On 27 January 2015 at 16:14:31, Dave Taht (dave.taht@gmail.com(mailto:dave.taht@gmail.com)) wrote:
> On Tue, Jan 27, 2015 at 4:01 PM, Nathan Ward wrote:
> > 464XLAT is, from what I can see, impacted by the same flaws as DS-Lite. I
> > haven’t followed it as closely as I did DS-Lite though, I’ll admit.
> >
> > My understanding is that both require support on CPE, and neither reduce the
> > CGN requirements in the ISP.
> >
> > The benefit seems to be that you only need to run IPv6 in your access
> > network.
> >
> > I’d be surprised if any providers in NZ have so much trouble running dual
> > stack that running v6 only is worth having to have CPE support.
> >
> > The hard bit about NZ is that a large number of people own their own CPE, so
> > upgrading software/replacing them with devices with support for new
> > protocols is hard. If you decide to roll 464XLAT or DS-Lite, you have an
> > interim state where you have some customers on the current native v4, and
> > some on the translated/tunnelled v4. How long that interim state persists is
> > anyone’s guess, and certainly sounds more complicated than just running v6
> > along side your existing native v4.
> I note that over the past 2 years openwrt added support for nearly every IPv6
> acquisition method out there, dslite, dhcpv6, 6over4 6to4, etc, etc. Did we miss
> one? The improvements are in Barrier Breaker and later.
> Native IPv6 support for cable "just works", in particular. The biggest
> pita is that comcast, at least, wants to give out prefixes with short
> lifetimes, and a lot of client gear, when used with ipv6, has been
> expecting permanent IP6 addrs. IPv6 prefix distribution, not so much
> ready for prime time yet, although the homenet working group converged
> on hnetd for a in-home prefix distribution protocol, it's still kind
> of rough.

You get stable addressing (for internal use) from running ULA. Worth noting that the HNCP draft proposes just that.
Do you have devices that have IPv6 stacks that break when prefix lifetimes expire? What sort of devices are these?

It will be interesting to see how HNCP interacts with non-HNCP capable routers re. prefix delegation. Hopefully vendors can get implementations out there soon enough that any problems here won’t be too widespread, but maybe HNCP needs some thing to support delegating multiple prefixes to downstream non-HNCP devices.

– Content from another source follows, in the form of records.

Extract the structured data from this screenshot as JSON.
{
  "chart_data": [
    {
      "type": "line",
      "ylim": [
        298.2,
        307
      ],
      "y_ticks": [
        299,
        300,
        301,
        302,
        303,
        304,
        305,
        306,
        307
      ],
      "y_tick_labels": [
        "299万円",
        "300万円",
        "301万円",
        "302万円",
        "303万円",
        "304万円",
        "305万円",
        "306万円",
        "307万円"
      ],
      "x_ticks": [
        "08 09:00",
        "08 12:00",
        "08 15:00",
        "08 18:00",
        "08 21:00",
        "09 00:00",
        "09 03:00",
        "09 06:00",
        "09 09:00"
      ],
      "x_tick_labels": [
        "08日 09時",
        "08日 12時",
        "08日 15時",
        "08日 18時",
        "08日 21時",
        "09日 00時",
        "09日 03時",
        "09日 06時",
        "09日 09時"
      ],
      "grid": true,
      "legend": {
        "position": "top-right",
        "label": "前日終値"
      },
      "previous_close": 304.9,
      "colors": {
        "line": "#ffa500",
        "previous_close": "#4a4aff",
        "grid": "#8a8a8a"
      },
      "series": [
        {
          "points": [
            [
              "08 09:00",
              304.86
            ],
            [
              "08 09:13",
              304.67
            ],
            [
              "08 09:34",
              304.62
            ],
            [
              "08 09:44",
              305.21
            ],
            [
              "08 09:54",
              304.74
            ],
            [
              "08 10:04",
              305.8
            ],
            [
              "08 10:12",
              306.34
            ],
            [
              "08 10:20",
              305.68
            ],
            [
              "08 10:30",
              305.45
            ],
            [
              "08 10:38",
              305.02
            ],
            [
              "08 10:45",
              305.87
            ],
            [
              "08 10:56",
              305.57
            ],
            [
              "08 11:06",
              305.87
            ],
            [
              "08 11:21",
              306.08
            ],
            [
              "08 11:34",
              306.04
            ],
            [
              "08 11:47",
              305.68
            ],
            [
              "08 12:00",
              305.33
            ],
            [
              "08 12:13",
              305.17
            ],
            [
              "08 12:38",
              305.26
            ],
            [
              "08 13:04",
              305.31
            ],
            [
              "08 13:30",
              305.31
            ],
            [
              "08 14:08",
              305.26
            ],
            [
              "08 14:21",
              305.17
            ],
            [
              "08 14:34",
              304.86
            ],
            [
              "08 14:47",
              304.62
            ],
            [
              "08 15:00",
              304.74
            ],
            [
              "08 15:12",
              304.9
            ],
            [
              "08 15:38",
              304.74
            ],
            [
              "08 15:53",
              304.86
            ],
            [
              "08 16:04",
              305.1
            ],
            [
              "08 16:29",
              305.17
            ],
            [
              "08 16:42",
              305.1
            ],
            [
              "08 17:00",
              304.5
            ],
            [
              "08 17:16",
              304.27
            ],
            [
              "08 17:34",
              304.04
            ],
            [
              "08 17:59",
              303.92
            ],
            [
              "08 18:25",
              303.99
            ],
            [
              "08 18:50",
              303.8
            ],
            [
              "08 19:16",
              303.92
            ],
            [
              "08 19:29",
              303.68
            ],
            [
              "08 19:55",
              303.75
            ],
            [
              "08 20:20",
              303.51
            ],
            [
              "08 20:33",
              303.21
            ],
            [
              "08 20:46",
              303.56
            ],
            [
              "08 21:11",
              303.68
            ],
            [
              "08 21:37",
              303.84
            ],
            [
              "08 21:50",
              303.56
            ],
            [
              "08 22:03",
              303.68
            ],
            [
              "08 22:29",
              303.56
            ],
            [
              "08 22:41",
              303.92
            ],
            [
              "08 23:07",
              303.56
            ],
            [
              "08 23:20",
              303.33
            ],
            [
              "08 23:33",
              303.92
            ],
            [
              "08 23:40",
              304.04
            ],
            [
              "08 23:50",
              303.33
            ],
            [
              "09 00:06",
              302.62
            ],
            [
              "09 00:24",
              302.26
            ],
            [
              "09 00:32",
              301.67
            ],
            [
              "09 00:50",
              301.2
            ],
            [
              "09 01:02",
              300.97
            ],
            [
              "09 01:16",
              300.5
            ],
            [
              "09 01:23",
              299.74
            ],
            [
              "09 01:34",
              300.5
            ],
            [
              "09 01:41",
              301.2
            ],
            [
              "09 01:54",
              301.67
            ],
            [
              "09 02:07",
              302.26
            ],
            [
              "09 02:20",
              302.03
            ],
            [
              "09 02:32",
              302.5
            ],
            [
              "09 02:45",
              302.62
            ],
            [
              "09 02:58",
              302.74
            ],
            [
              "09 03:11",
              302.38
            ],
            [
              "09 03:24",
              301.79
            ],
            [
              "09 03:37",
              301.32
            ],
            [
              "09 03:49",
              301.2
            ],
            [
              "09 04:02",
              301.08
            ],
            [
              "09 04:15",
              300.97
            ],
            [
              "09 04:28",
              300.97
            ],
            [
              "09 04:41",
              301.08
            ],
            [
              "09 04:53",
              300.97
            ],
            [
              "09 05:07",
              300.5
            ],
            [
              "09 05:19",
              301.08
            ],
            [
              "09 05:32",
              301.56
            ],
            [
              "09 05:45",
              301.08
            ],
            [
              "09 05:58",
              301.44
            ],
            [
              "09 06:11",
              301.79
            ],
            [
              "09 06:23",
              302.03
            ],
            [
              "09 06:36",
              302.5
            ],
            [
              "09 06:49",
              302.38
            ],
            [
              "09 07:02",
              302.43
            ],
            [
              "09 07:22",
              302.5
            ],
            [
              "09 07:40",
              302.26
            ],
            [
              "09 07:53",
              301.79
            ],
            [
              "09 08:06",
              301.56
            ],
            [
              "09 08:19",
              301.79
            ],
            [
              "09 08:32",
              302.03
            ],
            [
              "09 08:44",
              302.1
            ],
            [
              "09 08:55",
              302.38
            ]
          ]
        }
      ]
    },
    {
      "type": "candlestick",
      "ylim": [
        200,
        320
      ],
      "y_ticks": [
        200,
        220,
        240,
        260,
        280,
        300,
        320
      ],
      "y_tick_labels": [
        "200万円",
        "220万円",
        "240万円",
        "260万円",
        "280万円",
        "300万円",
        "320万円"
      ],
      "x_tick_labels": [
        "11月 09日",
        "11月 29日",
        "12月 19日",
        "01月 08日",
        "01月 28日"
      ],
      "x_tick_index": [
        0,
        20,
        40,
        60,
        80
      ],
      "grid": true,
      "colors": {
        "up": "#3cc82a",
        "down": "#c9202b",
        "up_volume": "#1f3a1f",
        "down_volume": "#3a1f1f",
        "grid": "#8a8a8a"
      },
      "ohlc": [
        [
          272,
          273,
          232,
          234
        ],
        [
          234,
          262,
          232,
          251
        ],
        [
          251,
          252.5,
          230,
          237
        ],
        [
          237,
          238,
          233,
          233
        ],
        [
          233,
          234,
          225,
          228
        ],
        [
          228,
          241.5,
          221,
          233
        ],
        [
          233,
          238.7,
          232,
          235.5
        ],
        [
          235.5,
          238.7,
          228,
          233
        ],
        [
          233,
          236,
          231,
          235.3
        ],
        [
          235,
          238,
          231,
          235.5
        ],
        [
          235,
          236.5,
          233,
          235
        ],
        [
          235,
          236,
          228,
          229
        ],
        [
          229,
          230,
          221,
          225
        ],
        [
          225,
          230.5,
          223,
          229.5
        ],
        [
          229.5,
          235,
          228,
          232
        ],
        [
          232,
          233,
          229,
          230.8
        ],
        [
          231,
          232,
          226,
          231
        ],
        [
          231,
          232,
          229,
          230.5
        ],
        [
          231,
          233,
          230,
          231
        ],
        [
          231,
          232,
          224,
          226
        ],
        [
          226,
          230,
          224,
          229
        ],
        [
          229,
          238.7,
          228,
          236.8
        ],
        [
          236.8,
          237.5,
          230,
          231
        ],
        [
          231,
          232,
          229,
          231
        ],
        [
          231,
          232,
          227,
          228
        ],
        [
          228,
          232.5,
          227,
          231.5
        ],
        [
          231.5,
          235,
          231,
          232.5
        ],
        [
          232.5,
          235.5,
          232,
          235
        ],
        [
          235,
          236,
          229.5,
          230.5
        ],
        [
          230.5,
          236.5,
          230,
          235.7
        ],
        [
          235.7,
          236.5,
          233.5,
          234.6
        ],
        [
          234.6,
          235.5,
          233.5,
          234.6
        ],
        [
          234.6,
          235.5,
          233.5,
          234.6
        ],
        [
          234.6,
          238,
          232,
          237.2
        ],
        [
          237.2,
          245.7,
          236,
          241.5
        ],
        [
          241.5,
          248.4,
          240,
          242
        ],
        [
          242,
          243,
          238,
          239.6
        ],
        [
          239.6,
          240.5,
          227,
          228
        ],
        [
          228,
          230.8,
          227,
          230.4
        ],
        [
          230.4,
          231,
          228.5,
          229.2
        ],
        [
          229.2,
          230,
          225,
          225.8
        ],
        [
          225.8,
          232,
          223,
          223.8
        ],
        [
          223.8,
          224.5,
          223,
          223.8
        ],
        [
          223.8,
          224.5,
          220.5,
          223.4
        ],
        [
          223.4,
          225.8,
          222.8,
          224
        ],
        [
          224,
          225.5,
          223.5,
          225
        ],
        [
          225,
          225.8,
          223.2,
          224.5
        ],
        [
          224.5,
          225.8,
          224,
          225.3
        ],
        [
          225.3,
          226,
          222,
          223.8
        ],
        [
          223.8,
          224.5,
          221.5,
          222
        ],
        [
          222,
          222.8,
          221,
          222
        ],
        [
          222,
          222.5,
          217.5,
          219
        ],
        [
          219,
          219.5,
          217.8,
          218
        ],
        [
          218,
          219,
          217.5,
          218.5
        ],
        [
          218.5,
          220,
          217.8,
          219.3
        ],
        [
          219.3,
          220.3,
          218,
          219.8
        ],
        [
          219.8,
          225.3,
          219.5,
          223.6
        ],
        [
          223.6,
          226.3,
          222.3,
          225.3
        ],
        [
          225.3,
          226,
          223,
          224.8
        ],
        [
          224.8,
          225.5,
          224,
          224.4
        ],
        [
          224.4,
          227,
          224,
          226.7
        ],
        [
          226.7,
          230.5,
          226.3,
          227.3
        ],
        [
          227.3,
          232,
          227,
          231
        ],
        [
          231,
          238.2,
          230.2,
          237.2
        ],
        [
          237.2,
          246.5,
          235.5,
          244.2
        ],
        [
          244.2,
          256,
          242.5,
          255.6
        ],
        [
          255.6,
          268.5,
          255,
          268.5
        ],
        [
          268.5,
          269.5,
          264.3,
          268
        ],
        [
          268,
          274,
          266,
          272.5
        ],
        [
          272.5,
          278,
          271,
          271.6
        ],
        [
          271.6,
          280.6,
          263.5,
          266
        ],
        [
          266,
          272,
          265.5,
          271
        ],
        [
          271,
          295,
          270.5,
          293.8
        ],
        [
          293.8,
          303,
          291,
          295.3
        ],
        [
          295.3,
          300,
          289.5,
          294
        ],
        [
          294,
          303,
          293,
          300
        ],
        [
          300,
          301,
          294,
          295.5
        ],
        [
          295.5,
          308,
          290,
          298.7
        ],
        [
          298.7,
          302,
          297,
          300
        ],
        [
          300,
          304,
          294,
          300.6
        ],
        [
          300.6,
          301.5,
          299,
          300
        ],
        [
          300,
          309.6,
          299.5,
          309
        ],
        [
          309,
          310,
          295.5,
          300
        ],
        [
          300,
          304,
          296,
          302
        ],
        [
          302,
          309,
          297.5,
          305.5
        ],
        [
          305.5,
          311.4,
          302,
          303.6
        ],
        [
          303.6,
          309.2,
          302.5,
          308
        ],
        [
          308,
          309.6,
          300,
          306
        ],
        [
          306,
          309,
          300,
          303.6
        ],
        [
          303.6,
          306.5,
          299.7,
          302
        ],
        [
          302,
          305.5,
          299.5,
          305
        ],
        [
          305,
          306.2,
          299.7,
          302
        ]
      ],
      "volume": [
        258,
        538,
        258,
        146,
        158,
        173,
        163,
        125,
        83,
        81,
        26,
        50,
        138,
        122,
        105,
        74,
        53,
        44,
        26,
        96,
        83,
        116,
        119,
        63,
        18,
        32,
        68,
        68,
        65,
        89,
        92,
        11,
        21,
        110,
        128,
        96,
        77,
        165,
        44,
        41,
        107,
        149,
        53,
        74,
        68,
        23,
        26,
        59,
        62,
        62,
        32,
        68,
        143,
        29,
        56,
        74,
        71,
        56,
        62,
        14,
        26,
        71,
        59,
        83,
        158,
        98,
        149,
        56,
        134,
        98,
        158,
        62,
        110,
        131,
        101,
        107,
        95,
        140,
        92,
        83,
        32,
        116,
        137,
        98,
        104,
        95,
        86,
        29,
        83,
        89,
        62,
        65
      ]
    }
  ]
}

I wonder how common home networks with multiple broadcast domains are, apart from those situation where the customer is provided with a “modem” and then goes and buys a “wireless router” to go on the back of it. Given the number of in-home applications that work with some sort of multicast/broadcast discovery these days, I imagine putting devices on separate broadcast domains doesn’t happen so much.